Vous savez quoi ? Sur la quarantaine de chapitres de TNBS de prévus initialement, il m’aura fallu en écrire une bonne trentaine avant de me dire : « Tiens, et si je passais le tout à la première personne du singulier ? ».
Oui, TNBS avait été écrit initialement à la troisième personne, en narration omnisciente.
Plusieurs raisons à ce changement :
- J’avais l’impression de forcer ma vision, mon jugement, de devoir contextualiser les faits et gestes de tous les personnages, ce qui était lourd. Je voulais laisser le lecteur juger de l’état d’esprit du protagoniste, ici Félicie.
- Plus j’avançais dans l’histoire, plus le contenu devenait intime, introspectif. Décrire des émotions et des sensations en étant à la troisième personne me semblait un peu trop superficiel.
- Cela me permettait de jouer avec les difficultés de compréhension, d’expression. Rien de plus étrange qu’un monde où tout le monde s’exprime bien, entend bien, où il ne reste qu’une seule langue, comme on le voit souvent dans les histoires pour des raisons de simplicité.
- Cela me donnait l’occasion de cacher des choses, en jouant sur les (dés)intérêts du personnage qui biaisent sa perception du monde. Il y a un certain nombre de petits secrets, dans TNBS. Cela ressortira en d’autres occasions en cas de début de syndrome de la page blanche…
- J’ai pu expérimenter un passage à la deuxième personne. C’était un long passage où le narrateur n’est plus le protagoniste, mais le deutéragoniste. Pour préserver le point de vue, quoi de plus logique que de laisser ce deutéragoniste raconter ce qu’il a à dire à sa façon, comme s’il s’adressait à nous ?

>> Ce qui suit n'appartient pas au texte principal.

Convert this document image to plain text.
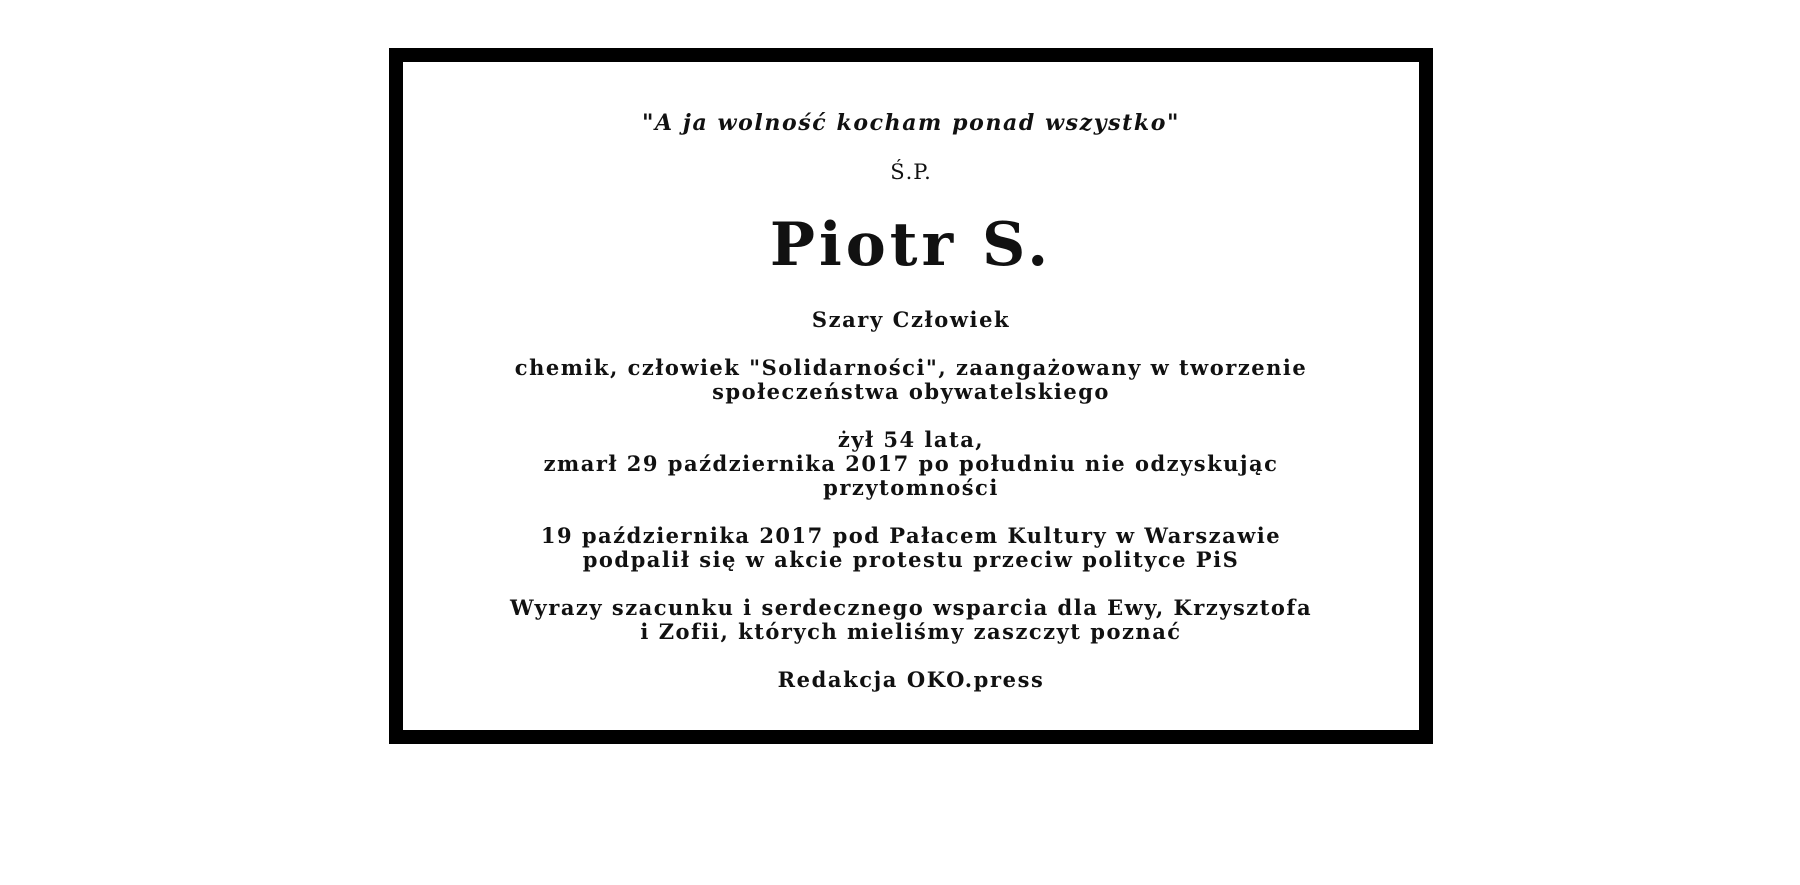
"A ja wolność kocham ponad wszystko"
Ś.P.
Piotr S.
Szary Człowiek
chemik, człowiek "Solidarności", zaangażowany w tworzenie
społeczeństwa obywatelskiego
żył 54 lata,
zmarł 29 października 2017 po południu nie odzyskując
przytomności
19 października 2017 pod Pałacem Kultury w Warszawie
podpalił się w akcie protestu przeciw polityce PiS
Wyrazy szacunku i serdecznego wsparcia dla Ewy, Krzysztofa
i Zofii, których mieliśmy zaszczyt poznać
Redakcja OKO.press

- Et enfin, pour moi, la narration omnisciente, je trouve que c’est un peu de la triche. Elle permet de montrer des situations dans leur ensemble, et c’est plus facile ainsi d’émouvoir le lecteur. Je ne voulais pas d’un tel raccourci. Je voulais arriver à émouvoir le lecteur en reproduisant la réalité ennuyeuse des évènements, par le point de vue de mon personnage. Et comme la réalité n’est pas toujours amusante, c’était un défi supplémentaire de la rendre agréable à lire ; d’où le ton assez léger et parfois comique.
Une dernière note…
Ici, j’y ai rassemblé mes réflexions qui ont conduit à ce choix. Et de mon côté, les préférences des lecteurs n’ont pas fait partie de l’équation.
Cet article n’a donc pas vocation à vous faire changer d’avis si vous y accordez de l’importance. En effet, la forme à la première personne ne plait pas à tout le monde. C’est un retour que j’ai eu d’une personne bien plus assidue en lecture que moi.